About a year ago, the FDA announced that Olympus America was recalling their TJF-Q180V duodenoscope to update it with new design and labeling modifications. This was to help reduce the risk of antibiotic-resistant infections that have been linked to the device and have plagued several hospitals over the past few years. The recall was big news across the country because Olympus hold around 85 percent of the market share for these types of endoscopes..
In January 2017, however, the FDA released another safety communication, warning about the Pentax-brand duodenoscopes. The FDA warns that these devices are also linked to a potential increased risk of infection.
Pentax Updated Their Duodenoscope Cleaning Instructions Last Year
This recent FDA communication is an update to their previous February 19, 2016 safety communication, which informed healthcare providers about potential design issues with the Pentax Ed-3490TK duodenoscope. Pentax also issued updated cleaning instructions for this device at that time, to replace the instructions they delivered with the original device labeling.
The company modified its cleaning instructions because of concerns about antibiotic-resistant infections. Duodenoscopes are small, tube-like tools that doctors use to examine the stomach, gallbladder and pancreatic duct, and to diagnose and treat problems in these areas. They are meant to be cleaned and disinfected after each use, and then to be re-used in patient after patient.
If not properly cleaned, however, residual body fluids and debris can remain in tiny crevices in these devices, potentially exposing other patients to the risk of infection. The FDA stated in early 2016 that they were working with duodenoscope manufacturers to validate their cleaning instructions to “further enhance the safety margin of their devices.”
Pentax’s new cleaning instructions included a more rigorous protocol for pre-cleaning, manual cleaning, high-level disinfection and liquid chemical sterilization procedures. The changes were supposed to help protect patients, but now, just a year later, Pentax has announced another potential safety issue.
Pentax Duodenoscope May Increase Risk of Patient Infection
On January 17, 2017, the FDA announced that the Pentax ED-3490TK has a “design issue” that could increase the risk of patient infections. According to the FDA, “[c]racks and gaps in the adhesive that seals the device’s distal cap to its distal tip may occur, which can lead to microbial and fluid ingress. These areas can be challenging to clean and high-level disinfect and may increase the risk of infection transmission among patients.”
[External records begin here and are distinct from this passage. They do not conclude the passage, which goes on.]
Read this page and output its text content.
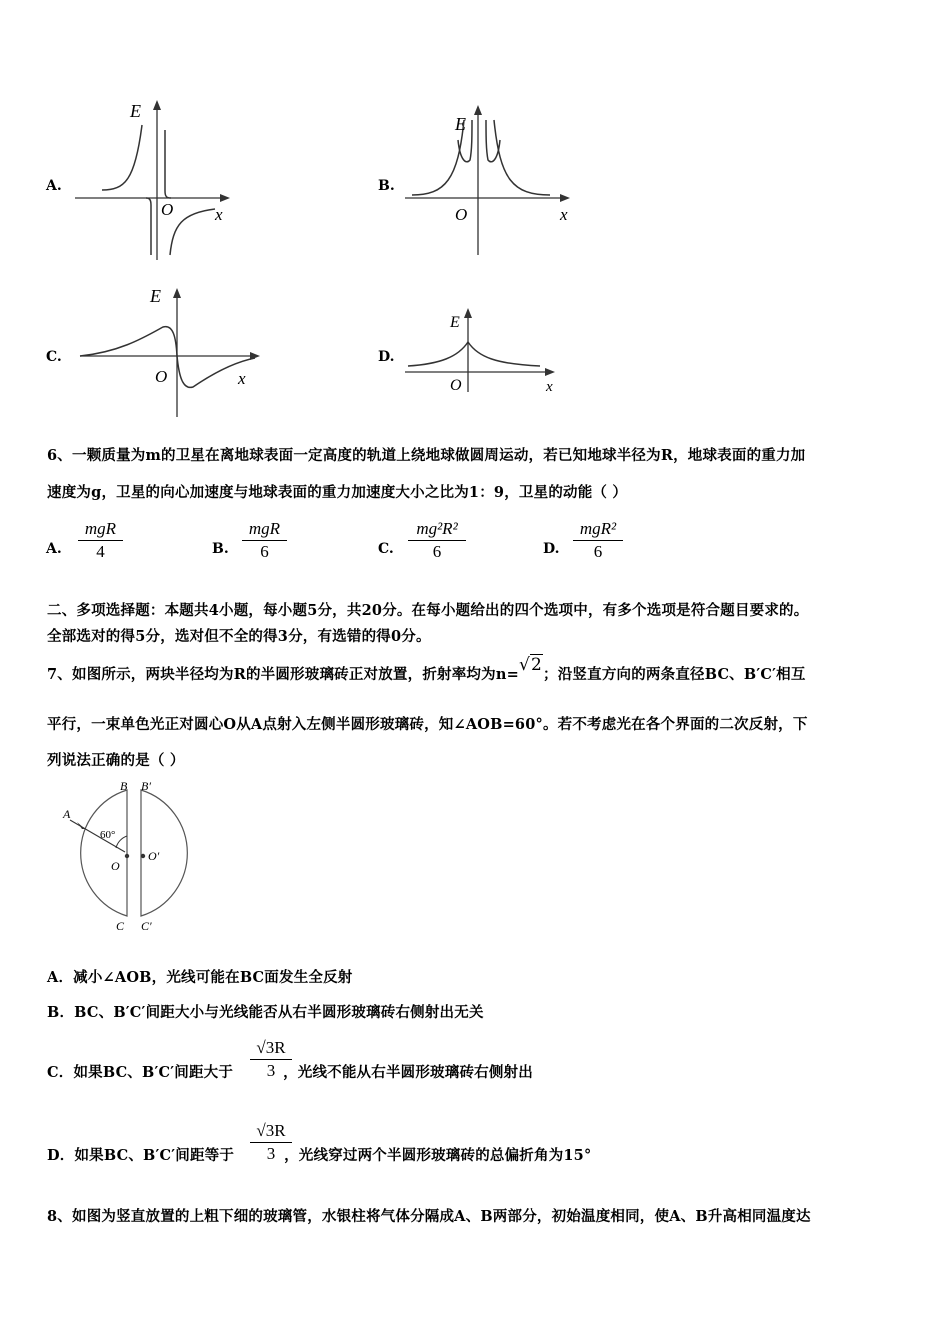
A.
E
O x
B.
E
O	x
C.
E
O	x
D.
E
O	x
6、一颗质量为m的卫星在离地球表面一定高度的轨道上绕地球做圆周运动，若已知地球半径为R，地球表面的重力加
速度为g，卫星的向心加速度与地球表面的重力加速度大小之比为1：9，卫星的动能（ ）
A.
mgR
4	B.
mgR
6	C.
mg²R²
6	D.
mgR²
6
二、多项选择题：本题共4小题，每小题5分，共20分。在每小题给出的四个选项中，有多个选项是符合题目要求的。
全部选对的得5分，选对但不全的得3分，有选错的得0分。
7、如图所示，两块半径均为R的半圆形玻璃砖正对放置，折射率均为n=√2；沿竖直方向的两条直径BC、B′C′相互
平行，一束单色光正对圆心O从A点射入左侧半圆形玻璃砖，知∠AOB=60°。若不考虑光在各个界面的二次反射，下
列说法正确的是（ ）
B B′
A
60°
O
O′
C C′
A．减小∠AOB，光线可能在BC面发生全反射
B．BC、B′C′间距大小与光线能否从右半圆形玻璃砖右侧射出无关
C．如果BC、B′C′间距大于	，光线不能从右半圆形玻璃砖右侧射出
√3R
3
D．如果BC、B′C′间距等于	，光线穿过两个半圆形玻璃砖的总偏折角为15°
√3R
3
8、如图为竖直放置的上粗下细的玻璃管，水银柱将气体分隔成A、B两部分，初始温度相同，使A、B升高相同温度达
To address these safety issues, the FDA recommends that hospitals, medical centers, and their staff members be sure they’re using Pentax’s updated cleaning instructions for the device. They were also told to repair or replace any duodenoscopes that show visible signs of damage, including kinks or bends in tubing, loose parts, cracks and gaps in the adhesive, or other signs of wear and tear.
So far, however, Pentax has chosen not to issue a recall of these devices. Olympus, which recalled their devices last year to update the design, created a tighter seal to reduce the potential for leakage of patient fluids and tissue. The FDA approved this new design last year. Prior to that, at least 16 hospitals in the U.S. had reported antibiotic-resistant infections related to the Olympus and other brands of duodenoscopes.
Olympus is currently defending several duodenoscope infection lawsuits. Pentax may soon face its own liability issues.